Burger chain based in Midvale, Utah, United States

Arctic Circle Restaurants is an American chain of burger and shake restaurants based in Midvale, Utah, United States.

==Description==
As of March 2022 there were over 70 restaurants in seven states, about half are company-owned and the rest are owned by franchisees and about half of the restaurants are in Utah. They serve typical fast food such as burgers, sandwiches, shakes, salads, fries and fish and chips.
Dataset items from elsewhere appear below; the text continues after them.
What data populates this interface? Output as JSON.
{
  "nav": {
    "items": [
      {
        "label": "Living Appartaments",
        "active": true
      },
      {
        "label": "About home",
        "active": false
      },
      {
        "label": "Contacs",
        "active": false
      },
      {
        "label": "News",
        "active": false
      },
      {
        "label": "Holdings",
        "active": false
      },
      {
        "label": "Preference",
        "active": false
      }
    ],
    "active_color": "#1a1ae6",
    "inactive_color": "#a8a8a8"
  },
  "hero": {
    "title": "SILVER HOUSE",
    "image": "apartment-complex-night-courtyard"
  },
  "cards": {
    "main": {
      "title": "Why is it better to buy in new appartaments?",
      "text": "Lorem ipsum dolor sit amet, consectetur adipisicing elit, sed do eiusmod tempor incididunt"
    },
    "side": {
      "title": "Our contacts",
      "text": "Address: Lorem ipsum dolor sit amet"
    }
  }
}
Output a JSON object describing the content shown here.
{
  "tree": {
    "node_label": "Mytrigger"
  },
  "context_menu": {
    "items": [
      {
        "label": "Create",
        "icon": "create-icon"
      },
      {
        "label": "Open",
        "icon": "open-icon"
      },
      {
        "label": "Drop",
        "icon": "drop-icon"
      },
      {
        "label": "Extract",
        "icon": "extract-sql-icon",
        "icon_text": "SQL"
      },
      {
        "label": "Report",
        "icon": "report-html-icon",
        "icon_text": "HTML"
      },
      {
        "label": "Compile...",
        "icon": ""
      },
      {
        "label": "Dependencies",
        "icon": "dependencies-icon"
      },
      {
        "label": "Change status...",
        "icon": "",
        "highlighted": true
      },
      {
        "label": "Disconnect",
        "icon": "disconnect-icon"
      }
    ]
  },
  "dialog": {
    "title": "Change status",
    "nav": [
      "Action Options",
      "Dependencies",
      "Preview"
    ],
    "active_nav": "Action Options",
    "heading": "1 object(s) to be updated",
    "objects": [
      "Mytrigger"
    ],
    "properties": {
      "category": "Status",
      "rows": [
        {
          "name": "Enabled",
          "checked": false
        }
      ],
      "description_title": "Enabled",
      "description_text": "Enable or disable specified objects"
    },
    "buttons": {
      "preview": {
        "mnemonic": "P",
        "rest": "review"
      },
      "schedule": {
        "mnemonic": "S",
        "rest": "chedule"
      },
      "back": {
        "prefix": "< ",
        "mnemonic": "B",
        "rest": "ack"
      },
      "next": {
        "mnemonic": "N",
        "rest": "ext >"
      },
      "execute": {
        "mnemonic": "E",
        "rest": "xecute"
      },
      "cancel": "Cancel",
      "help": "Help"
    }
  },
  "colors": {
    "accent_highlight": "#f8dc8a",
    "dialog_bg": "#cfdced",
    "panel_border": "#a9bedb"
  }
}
The company claims to have invented the regional condiment fry sauce, and that it was the first burger chain to invent and sell the kids' meal. It reportedly serves approximately 120 gallons of fry sauce per day.

==Origins==
In 1924, Don Carlos Edwards established a small refreshment stand at a Pioneer Day celebration. By 1941 it had grown into a thriving BBQ restaurant. Edwards subsequently opened the first Arctic Circle restaurant in Salt Lake City, Utah, in 1950. At its peak, the chain operated 308 locations. Shortly after opening Arctic Circle, Edwards introduced “pink sauce,”, a thousand island dressing-like combination of mayonnaise and ketchup. This later became known as “fry sauce.” The sauce was originally intended as a burger condiment before Edwards realized it was better as a dipping sauce.